I have a callset from whole-genome data and with this callset, I want to transform it into exome callset by extracting the variants using a exome target interval. I obtained two exome target list, one from 1KG project (Phase 3) and the Twist Exome target (https://www.twistbioscience.com/resources/bed-file/ngs-human-core-exome-panel-bed-files). I have some questions:
Are these exome intervals appropriate to get the exon variants? If so, which one should I use? I subset my VCF file with both lists and for 1KG I got 68463 variants while with Twist Exome target, I got 21082.
Looking at the annotations for the subset (regardless if it was with 1KG or Twist), I get variants annotated as introns even if they are tagged as protein coding transcripts. Does this makes sense for an exome target list?
There is no universal, consensus whole-exome annotation. There are, however, various platforms and versions of whole-exome library kits, with their accompanying annotations. These kit-specific annotations are made using a particular version of the human genome and annotation. You need to subset your whole-genome calls against the particular annotation of the kit in question, which means you either have to map against the same genome version, or you have to convert (e.g., with liftOver) the coordinates between different genome builds.

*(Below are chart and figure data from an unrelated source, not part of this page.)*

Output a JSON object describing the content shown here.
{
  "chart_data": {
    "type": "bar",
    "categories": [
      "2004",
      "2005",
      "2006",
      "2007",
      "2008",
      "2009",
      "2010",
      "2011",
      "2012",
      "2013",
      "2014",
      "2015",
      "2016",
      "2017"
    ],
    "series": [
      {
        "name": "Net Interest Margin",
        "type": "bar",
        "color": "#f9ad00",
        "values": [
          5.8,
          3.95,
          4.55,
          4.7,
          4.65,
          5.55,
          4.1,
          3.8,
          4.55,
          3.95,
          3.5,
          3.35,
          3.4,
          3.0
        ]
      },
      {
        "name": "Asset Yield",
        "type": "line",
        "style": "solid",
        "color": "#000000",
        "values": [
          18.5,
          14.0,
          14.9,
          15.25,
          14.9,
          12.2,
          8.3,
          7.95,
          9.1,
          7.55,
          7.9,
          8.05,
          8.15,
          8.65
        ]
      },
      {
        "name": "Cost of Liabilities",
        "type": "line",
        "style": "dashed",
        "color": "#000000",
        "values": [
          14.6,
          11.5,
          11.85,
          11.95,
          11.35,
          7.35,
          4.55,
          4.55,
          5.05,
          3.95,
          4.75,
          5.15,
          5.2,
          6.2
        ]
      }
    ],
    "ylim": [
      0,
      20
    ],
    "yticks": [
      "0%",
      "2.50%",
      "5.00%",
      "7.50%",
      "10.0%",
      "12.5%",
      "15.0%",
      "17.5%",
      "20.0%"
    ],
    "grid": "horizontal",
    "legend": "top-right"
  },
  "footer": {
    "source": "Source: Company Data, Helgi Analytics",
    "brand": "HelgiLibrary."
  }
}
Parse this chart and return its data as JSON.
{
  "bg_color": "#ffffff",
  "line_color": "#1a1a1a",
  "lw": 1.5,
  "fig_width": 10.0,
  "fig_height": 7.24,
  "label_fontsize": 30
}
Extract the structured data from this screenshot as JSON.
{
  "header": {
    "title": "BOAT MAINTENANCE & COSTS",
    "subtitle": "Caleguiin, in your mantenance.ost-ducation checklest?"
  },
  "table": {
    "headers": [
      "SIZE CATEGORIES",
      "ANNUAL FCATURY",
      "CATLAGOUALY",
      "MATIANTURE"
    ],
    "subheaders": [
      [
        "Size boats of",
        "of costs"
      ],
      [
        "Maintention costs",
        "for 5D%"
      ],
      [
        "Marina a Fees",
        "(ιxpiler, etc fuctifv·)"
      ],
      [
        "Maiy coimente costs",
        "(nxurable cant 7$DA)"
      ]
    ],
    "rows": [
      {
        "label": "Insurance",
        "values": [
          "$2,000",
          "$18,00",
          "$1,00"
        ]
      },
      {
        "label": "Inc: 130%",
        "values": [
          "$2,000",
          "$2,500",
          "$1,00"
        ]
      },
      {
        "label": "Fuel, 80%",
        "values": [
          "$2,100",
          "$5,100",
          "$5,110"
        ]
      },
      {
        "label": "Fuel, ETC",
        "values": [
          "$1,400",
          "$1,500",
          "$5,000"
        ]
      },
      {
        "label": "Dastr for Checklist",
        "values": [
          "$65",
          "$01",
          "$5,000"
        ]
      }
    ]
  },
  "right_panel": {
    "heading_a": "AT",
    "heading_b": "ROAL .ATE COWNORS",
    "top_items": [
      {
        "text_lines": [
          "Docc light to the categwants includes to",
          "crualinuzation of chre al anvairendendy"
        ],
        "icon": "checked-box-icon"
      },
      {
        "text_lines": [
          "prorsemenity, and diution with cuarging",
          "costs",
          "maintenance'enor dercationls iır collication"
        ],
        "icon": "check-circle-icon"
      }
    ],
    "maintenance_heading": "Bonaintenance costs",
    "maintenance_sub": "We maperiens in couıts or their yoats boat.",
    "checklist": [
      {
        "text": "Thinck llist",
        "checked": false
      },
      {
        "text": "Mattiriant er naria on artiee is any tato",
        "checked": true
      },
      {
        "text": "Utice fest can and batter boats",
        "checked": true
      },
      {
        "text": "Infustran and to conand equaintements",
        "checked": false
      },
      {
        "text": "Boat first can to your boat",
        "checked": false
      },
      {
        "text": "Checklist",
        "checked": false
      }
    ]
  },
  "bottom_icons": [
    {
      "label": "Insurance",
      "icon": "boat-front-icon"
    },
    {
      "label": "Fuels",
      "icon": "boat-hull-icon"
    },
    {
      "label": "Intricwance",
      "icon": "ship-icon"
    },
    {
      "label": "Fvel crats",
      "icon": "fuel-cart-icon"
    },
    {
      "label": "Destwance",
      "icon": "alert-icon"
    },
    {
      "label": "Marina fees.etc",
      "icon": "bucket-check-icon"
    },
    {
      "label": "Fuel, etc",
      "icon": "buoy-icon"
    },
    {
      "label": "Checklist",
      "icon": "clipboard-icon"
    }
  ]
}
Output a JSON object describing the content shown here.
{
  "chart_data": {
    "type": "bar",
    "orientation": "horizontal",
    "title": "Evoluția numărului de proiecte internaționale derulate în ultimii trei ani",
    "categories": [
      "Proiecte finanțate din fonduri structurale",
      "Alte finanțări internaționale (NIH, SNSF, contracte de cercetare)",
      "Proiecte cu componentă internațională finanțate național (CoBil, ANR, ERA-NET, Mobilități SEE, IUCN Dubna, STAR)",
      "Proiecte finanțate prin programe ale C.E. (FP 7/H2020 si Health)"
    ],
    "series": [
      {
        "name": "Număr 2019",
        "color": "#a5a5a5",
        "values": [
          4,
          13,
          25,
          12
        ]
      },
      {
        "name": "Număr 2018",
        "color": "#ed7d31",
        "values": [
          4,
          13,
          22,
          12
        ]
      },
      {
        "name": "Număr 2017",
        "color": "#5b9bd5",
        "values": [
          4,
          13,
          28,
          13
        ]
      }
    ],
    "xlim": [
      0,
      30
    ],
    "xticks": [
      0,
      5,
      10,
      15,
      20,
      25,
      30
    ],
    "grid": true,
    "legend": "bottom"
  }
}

Sometimes, the upstream genome annotation is updated but kit manufacturers often lag behind, keeping an outdated annotation - this could explain the intron / coding discrepancies you observed.
For 1KG target list, I converted it into Hg38 genomic coordinates while Twist interval list is already in Hg38 genomic coordinates. My VCF file was annotated with dbSNP build 138. Is it possible that presence of intron variants are due to the dbSNP version?
Thank you very much for your answer!
For 1KG target list, I converted it into Hg38 genomic coordinates while Twist interval list is already in Hg38 genomic coordinates. My VCF file was annotated with dbSNP build 138. Is it possible that presence of intron variants are due to the dbSNP version?
It is possible, but you would have to check to confirm if this is the case. It could also be an error in coordinate conversion.